The interesting letter by Bruno Trimarco and Alessandro Bellis regarding our study [1] opens two complex questions. First, the capacity of a randomized clinical trial (RCT) to represent the real world, and, when it does, what is the possibility of obtaining reliable results? This produces a need for a delicate balance. If the selection of patients in a RCT study is tight, less “confounders” can influence the results, but the results can be applicable to only a limited number of patients. A theoretical solution for this first point is, in our opinion, impossible. In our study [1] we tried only to highlight that in most of the major heart failure RCT studies, published in prior years, a tight selection of a particular type of patients (relatively young, male, without comorbidities, etc.) has been often the chosen study group. This selection reduces the capacity of these studies to represent our general population of patients with heart failure. We completely agree with Trimarco and Bellis that: “the guidelines for management of heart failure (resulting from RCT results) should be interpreted rather than strictly followed”. Nevertheless, if the results were obtained from a selected population of patients with heart failure, we do not have reliable indications for many other patients (old, female; with comorbidities, etc.), in particular for treatment choices. Treating patients on the basis of “pathophysiological observations”, without consistent results from RCT studies, is considered a “second-choice” practice by many clinicians.

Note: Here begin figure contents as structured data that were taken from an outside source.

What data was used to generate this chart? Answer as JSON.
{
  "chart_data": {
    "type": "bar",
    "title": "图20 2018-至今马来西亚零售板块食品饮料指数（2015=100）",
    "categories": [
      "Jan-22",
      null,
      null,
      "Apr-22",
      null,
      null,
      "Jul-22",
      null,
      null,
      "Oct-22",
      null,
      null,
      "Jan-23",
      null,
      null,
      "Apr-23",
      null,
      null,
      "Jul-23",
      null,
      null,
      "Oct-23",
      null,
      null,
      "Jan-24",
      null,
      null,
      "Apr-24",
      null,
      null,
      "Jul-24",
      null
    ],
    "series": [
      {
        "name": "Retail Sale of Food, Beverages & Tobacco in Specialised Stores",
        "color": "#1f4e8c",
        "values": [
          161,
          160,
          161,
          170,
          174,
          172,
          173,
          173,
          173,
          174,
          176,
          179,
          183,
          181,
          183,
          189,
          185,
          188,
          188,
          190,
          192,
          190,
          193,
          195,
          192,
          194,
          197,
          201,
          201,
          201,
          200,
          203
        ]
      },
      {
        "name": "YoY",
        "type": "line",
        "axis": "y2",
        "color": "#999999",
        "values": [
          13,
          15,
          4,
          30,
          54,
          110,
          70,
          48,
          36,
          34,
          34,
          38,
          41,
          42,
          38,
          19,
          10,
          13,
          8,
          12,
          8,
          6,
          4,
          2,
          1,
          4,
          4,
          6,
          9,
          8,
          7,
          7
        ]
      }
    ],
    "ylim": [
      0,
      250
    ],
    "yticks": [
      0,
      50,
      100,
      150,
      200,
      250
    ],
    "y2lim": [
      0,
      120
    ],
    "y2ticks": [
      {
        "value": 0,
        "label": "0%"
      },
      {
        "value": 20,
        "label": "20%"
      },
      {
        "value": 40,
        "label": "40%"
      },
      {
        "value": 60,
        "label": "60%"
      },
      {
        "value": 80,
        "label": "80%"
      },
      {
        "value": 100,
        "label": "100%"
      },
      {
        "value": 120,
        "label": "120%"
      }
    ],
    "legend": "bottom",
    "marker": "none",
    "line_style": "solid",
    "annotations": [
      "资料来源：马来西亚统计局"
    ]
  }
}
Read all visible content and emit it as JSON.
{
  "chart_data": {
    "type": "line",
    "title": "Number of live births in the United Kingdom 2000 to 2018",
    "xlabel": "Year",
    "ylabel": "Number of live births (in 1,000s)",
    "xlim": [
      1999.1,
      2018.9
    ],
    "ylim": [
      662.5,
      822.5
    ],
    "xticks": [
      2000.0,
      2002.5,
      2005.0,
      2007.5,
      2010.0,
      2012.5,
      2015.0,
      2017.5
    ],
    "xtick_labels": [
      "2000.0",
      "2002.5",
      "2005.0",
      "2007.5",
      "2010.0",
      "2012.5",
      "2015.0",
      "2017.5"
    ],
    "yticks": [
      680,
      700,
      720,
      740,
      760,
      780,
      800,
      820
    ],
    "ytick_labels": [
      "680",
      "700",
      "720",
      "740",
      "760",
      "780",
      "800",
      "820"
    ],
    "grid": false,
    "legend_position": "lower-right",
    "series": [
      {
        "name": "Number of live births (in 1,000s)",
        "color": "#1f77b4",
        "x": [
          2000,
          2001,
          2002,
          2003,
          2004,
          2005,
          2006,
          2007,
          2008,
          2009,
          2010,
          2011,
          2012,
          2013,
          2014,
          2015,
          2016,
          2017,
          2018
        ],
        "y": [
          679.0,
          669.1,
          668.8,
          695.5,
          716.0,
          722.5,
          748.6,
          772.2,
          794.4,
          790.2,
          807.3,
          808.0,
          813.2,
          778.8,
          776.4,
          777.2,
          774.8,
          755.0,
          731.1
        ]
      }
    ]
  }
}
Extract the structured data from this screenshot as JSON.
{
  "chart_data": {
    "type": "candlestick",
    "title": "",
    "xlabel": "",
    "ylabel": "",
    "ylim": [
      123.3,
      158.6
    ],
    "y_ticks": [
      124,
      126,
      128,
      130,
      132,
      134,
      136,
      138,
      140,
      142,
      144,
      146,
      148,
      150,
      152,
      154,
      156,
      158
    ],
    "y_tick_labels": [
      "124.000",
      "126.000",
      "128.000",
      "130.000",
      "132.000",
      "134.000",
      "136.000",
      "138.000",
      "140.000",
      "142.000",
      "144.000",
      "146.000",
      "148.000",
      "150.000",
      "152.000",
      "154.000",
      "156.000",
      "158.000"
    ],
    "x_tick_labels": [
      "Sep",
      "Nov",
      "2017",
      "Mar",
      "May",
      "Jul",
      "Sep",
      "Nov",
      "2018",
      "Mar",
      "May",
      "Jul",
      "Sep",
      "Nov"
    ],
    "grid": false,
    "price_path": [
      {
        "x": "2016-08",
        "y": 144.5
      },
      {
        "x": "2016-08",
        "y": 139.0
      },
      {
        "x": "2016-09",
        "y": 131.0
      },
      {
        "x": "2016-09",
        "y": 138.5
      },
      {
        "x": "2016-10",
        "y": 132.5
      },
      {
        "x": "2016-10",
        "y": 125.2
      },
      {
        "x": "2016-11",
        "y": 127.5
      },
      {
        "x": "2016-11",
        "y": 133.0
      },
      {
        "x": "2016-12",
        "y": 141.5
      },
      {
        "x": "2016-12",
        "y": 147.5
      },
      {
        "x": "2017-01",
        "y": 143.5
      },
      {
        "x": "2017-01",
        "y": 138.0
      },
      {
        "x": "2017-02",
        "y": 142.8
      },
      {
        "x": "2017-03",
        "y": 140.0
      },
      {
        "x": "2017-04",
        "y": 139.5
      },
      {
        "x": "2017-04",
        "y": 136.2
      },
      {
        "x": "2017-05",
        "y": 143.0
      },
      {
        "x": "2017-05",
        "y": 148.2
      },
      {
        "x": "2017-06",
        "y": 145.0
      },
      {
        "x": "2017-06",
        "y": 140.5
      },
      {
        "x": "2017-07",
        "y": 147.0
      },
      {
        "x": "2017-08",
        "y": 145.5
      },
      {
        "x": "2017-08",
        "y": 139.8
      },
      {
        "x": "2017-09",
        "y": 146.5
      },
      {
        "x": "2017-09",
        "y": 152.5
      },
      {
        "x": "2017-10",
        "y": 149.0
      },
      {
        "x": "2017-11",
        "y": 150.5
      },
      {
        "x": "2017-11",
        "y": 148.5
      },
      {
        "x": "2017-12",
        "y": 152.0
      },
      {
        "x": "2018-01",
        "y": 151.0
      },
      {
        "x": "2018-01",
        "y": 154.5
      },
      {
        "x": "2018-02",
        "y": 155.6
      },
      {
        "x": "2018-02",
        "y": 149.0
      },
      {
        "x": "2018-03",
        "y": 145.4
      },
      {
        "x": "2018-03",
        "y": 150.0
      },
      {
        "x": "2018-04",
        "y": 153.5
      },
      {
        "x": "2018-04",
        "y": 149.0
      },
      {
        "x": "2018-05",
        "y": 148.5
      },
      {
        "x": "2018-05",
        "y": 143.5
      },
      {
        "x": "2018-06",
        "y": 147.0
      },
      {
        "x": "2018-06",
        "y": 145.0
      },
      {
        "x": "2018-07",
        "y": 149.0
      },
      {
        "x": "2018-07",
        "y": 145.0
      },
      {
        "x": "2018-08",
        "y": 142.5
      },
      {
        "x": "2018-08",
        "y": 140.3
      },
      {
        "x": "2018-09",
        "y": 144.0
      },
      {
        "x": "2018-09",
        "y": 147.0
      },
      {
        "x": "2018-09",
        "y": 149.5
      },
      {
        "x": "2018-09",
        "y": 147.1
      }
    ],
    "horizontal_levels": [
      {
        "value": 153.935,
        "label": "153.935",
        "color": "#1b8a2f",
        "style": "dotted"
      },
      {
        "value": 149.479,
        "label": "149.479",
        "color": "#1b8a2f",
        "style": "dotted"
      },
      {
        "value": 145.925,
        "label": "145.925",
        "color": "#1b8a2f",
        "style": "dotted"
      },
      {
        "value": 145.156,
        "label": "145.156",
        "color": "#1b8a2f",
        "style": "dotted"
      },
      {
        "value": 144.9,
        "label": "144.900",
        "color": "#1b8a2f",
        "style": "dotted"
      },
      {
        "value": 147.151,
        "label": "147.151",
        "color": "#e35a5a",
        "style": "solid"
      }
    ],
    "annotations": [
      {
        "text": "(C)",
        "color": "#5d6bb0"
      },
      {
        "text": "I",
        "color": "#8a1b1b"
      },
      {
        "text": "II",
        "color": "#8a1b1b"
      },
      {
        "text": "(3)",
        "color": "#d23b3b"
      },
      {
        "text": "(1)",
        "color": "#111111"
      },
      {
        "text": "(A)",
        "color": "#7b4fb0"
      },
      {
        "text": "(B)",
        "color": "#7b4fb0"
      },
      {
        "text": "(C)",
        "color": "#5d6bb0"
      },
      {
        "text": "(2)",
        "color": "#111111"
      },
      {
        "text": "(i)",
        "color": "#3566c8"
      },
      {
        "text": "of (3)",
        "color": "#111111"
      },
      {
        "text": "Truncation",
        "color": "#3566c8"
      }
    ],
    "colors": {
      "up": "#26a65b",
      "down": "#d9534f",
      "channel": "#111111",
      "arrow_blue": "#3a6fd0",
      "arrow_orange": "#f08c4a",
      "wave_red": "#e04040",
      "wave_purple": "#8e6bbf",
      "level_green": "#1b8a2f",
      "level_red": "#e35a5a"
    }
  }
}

The other point raised by Trimarco and Bellis [2] concerns the observation that mortality in heart failure trials is reduced only for a brief follow-up period (no more than 5 years), whereas when longer observational periods are considered, treatment efficacy is progressively reduced.

In this regard we would like to emphasize that heart failure prognosis is ominous. The 1-year mortality is more than 20% [3], while the 5-year mortality more than 70% [3]. Stewart and colleagues [3] compare heart failure prognosis with breast, bowel, lung and ovarian cancers and they observe that only lung cancer prognosis is worse than that of heart failure. We think that clinical trials with a less selected population, and with a 2–3 years period of follow-up could be more similar to everyday clinical practice, and could offer an answer to the real efficacy of heart failure therapy. Because of the ominous prognosis connected to heart failure, a longer follow-up could mask treatments effects without giving more informative results.